“世子请说。”
温悲栩眼皮子扫了一下邹家的人,而后冷声道:“皇帝曾下令,坊间不准有任何催情药物制作售卖,可前几日还是有人因为服用过多此药致死,沈大人已经在虞州府查了,可整个虞州这么大,不只有虞州府一座城池,本世子不放心想着不如水大人走一趟?”
水柬当即应了一声,道:“是,下官一定让各个府衙严查严打此事,一经发现必定封铺下狱,还请世子放心。”

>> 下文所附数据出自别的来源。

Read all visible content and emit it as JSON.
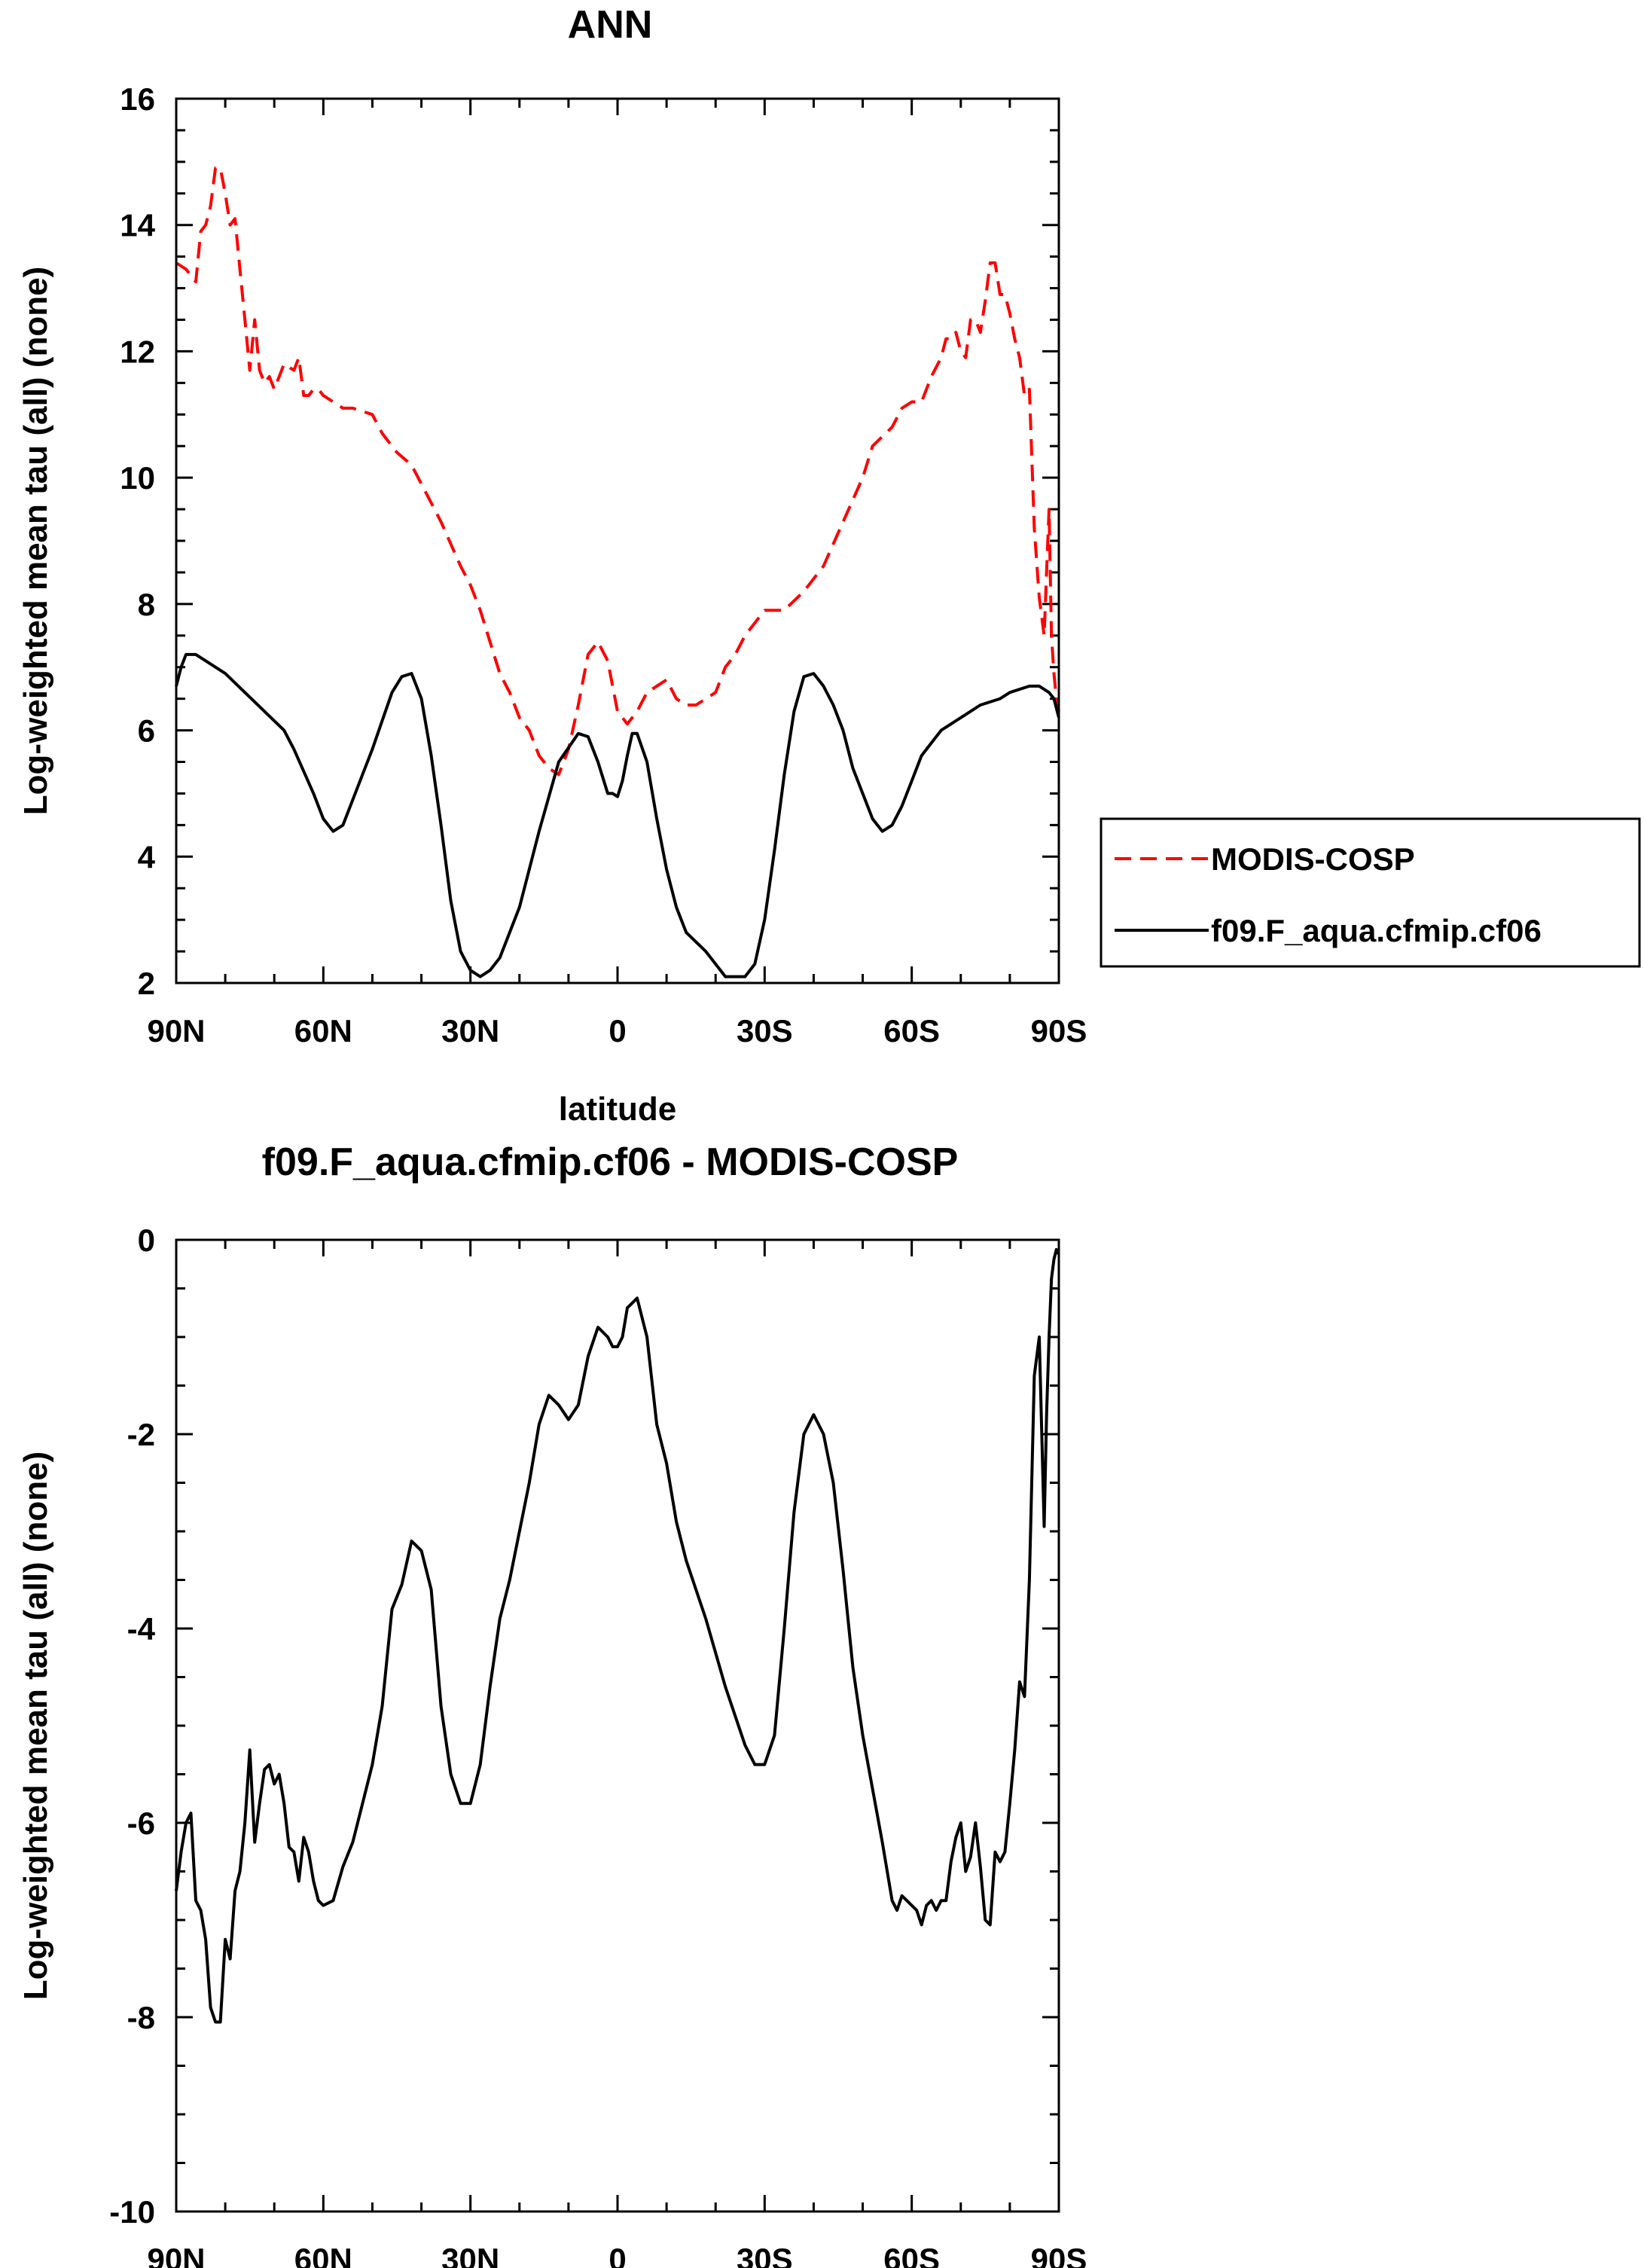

温悲栩淡淡的点头,“水大人办事我自是放心的,那就准备准备早些上路吧。”
水柬犹豫了一下,温悲栩挑眉问道:“怎么?水大人有难言之隐?”
“倒不是难言之隐,只是下官还有些家事未处理,可容下官缓缓再动身?”
温悲栩看了一眼水千秋,皱眉道:“此事可与你有关?”
水千秋摇摇头,轻声道:“与我倒没有太大的关系,只是……”
“都是些家事,就不在世子面前嚼舌根了。”水柬连忙打断了水千秋的话,而后瞪了她一眼。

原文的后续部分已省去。